Some Memories of Alan Hovhaness
I was cleaning out my filing cabinet the other day
or, rather, I was thinking about cleaning it out and remembered I had a press kit from the concert the Armenian Prelacy organized for Alan Hovhaness in honor of his 80th birthday. I was studying with him at the time and brashly asked him if I could tag along. I don’t know why, but he said yes. It was 1991 and the concert was at Carnegie Hall – I had never been to New York. This was over 20 years ago and my memory of the trip is a bit fuzzy – although the press kit has jarred some memories loose – so I’ll try to tell you a few things i do remember.

A Symphony had been commissioned
for the concert by the Armenian Apostolic Church of America. I was able to see the piece – bits at a time – while he was composing, talk to him about it, and then see it performed. I have a discarded page of a sketch from this piece in the pic gallery below.
I remember meeting Karel Husa
and thinking he was a very dynamic personality. Luckily – and quite by accident – I had been studying one of his scores, I think it was Two Sonnets by Michelangelo, so I had something to ramble about.

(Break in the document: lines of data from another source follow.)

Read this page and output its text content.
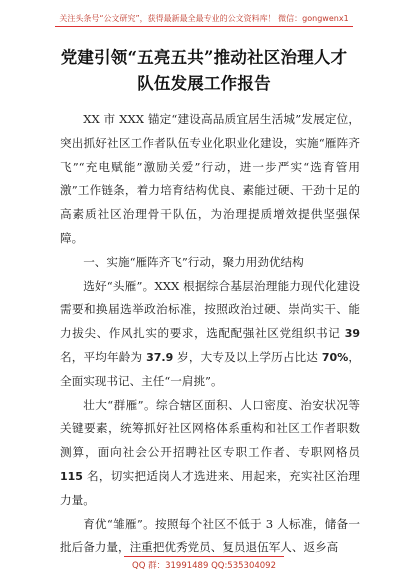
关注头条号“公文研究”，获得最新最全最专业的公文资料库！ 微信：gongwenx1
党建引领“五亮五共”推动社区治理人才
队伍发展工作报告

XX 市 XXX 锚定“建设高品质宜居生活城”发展定位，突出抓好社区工作者队伍专业化职业化建设，实施“雁阵齐飞”“充电赋能”激励关爱”行动，进一步严实“选育管用激”工作链条，着力培育结构优良、素能过硬、干劲十足的高素质社区治理骨干队伍，为治理提质增效提供坚强保障。

一、实施“雁阵齐飞”行动，聚力用劲优结构

选好“头雁”。XXX 根据综合基层治理能力现代化建设需要和换届选举政治标准，按照政治过硬、崇尚实干、能力拔尖、作风扎实的要求，选配配强社区党组织书记 39 名，平均年龄为 37.9 岁，大专及以上学历占比达 70%，全面实现书记、主任“一肩挑”。

壮大“群雁”。综合辖区面积、人口密度、治安状况等关键要素，统筹抓好社区网格体系重构和社区工作者职数测算，面向社会公开招聘社区专职工作者、专职网格员 115 名，切实把适岗人才选进来、用起来，充实社区治理力量。

育优“雏雁”。按照每个社区不低于 3 人标准，储备一批后备力量，注重把优秀党员、复员退伍军人、返乡高

QQ 群：31991489 QQ:535304092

I got to go to all the rehearsals
at the rehearsal hall downtown and at Carnegie. Walking around the floor in Carnegie listening to orchestra rehearse was a pretty amazing. When they were rehearsing – I think it was Armenian Rhapsody No. 1, – there was a question on a particular passage and a bit of discussion about how it should be played. Alan wasn’t there and I don’t remember if they called him at the hotel or exactly what, but after a few minutes someone spoke up and and said “Hovhaness would like us to follow our intuition.” This was so typical of Alan – it is the most important thing he ever taught me.
In the press kit I found a note
from Alan that always makes me smile. I had shared with him that, when I was growing up, my father was in the Air Force and for a few years we were stationed in Adana, Turkey. Alan, for some reason, felt this was a connection between us – contrary to, and despite, the well known tensions between Armenia and Turkey. But he always got it mixed up – thinking I had been born there and/or had some Turkish blood. Hinako, his wife, kept trying to set the story straight by reminding him that I was “too white to be near eastern.”